On Thu, Sep 17, 2020 at 12:51:25PM -0500, Segher Boessenkool wrote:
> Hi!
>
> On Tue, Sep 15, 2020 at 10:49:45AM +0930, Alan Modra wrote:
> > Also use rs6000_cost only for speed.
>
> More directly: use something completely different for !speed, namely,
> code size.
Yes, that might be better.
> > - if (CONST_INT_P (XEXP (x, 1))
> > - && satisfies_constraint_I (XEXP (x, 1)))
> > + if (!speed)
> > + /* A little more than one insn so that nothing is tempted to
> > + turn a shift left into a multiply. */
> > + *total = COSTS_N_INSNS (1) + 1;
>
> Please don't. We have a lot of code elsewhere to handle this directly,
> already. Also, this is just wrong for size. Five shifts is *not*
> better than four muls. If that is the only way to get good results,
> than unfortunately we probably have to; but do not do this without any
> proof.
Huh. If a cost of 5 is "just wrong for size" then you prefer a cost
of 12 for example (power9 mulsi or muldi rs6000_cost)? Noticing that
result for !speed rs6000_rtx_costs is the entire basis for the !speed
changes. I don't have any proof that this is correct.
> > case FMA:
> > - if (mode == SFmode)
> > + if (!speed)
> > + *total = COSTS_N_INSNS (1) + 1;
>
> Not here, either.
>
> > case DIV:
> > case MOD:
> > if (FLOAT_MODE_P (mode))
> > {
> > - *total = mode == DFmode ? rs6000_cost->ddiv
> > - : rs6000_cost->sdiv;
> > + if (!speed)
> > + *total = COSTS_N_INSNS (1) + 2;
>
> And why + 2 even?
>
> > - if (GET_MODE (XEXP (x, 1)) == DImode)
> > + if (!speed)
> > + *total = COSTS_N_INSNS (1) + 2;
> > + else if (GET_MODE (XEXP (x, 1)) == DImode)
> > *total = rs6000_cost->divdi;
> > else
> > *total = rs6000_cost->divsi;
>
> (more)
OK, I can remove all the !speed changes. To be honest, I didn't look
anywhere near as much at code size changes as I worried about
performance. And about not regressing any fiddly testcase we have.

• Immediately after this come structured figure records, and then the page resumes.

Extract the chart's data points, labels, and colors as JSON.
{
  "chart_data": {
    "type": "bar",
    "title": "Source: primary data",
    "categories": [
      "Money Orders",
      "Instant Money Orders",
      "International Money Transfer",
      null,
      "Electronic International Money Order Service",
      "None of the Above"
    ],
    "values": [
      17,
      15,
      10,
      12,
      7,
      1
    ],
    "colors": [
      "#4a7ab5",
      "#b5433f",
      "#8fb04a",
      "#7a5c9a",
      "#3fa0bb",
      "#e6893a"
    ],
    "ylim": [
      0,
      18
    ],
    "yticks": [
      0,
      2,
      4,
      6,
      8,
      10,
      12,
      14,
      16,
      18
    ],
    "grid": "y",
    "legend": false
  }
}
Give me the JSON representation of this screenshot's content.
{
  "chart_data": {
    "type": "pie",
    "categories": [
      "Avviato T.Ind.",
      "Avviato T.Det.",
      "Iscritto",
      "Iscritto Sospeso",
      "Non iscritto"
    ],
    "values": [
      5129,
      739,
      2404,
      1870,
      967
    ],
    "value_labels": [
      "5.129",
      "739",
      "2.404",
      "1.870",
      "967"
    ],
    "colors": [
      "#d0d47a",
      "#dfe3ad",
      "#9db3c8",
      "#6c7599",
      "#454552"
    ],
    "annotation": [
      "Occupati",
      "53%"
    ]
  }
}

> > @@ -21368,6 +21378,7 @@ rs6000_rtx_costs (rtx x, machine_mode mode, int
> > outer_code,
> > return false;
> >
> > case AND:
> > + *total = COSTS_N_INSNS (1);
> > right = XEXP (x, 1);
> > if (CONST_INT_P (right))
> > {
> > @@ -21380,15 +21391,15 @@ rs6000_rtx_costs (rtx x, machine_mode mode, int
> > outer_code,
> > || left_code == LSHIFTRT)
> > && rs6000_is_valid_shift_mask (right, left, mode))
> > {
> > - *total = rtx_cost (XEXP (left, 0), mode, left_code, 0, speed);
> > - if (!CONST_INT_P (XEXP (left, 1)))
> > - *total += rtx_cost (XEXP (left, 1), SImode, left_code, 1,
> > speed);
> > - *total += COSTS_N_INSNS (1);
> > + rtx reg_op = XEXP (left, 0);
> > + if (!REG_P (reg_op))
> > + *total += rtx_cost (reg_op, mode, left_code, 0, speed);
> > + reg_op = XEXP (left, 1);
> > + if (!REG_P (reg_op) && !CONST_INT_P (reg_op))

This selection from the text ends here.